Math Formula Graph Retrieval Using Contrastive Learning Over Visual and Semantic Embeddings

Bryan Amador, Richard Zanibbi

Published: 11 Jul 2025, Last Modified: 29 Dec 2025ICTIR 2025EveryoneCC BY 4.0

Abstract: A key opportunity to make mathematical information more easily accessible is creating search engines that leverage relationships between visual and semantic formula representations. In this pa- per we introduce a formula retrieval model where visual and semantic embeddings are queried separately, but trained jointly. Embeddings are produced using two Relational Graph Convolutional Neural Networks (R-GCNs), which are jointly optimized using a self-supervised training task with a contrastive loss, where pairs of visual and semantic formula nodes are classified as being from the same formula or different formulas.
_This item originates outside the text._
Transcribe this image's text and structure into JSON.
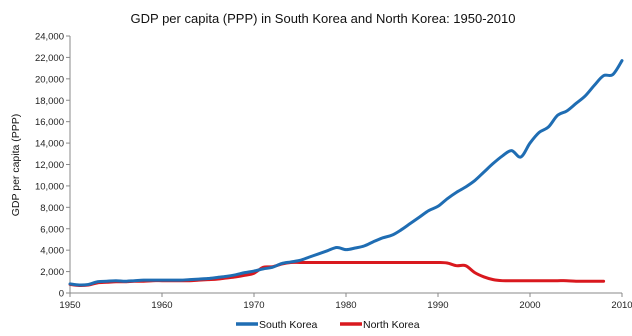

To avoid information loss, we use node embeddings to retrieve visual and semantic formula graphs, with each scored separately using a greedy alignment between query and candidate nodes in the manner of ColBERT. We explore combining and selecting visual and semantic relevance scores in different ways. We present results for two math formula retrieval benchmarks, ARQMath and NTCIR-12. Results show comparable results against the state-of-the-art and significant improvement when combining visual and semantic information from formulas.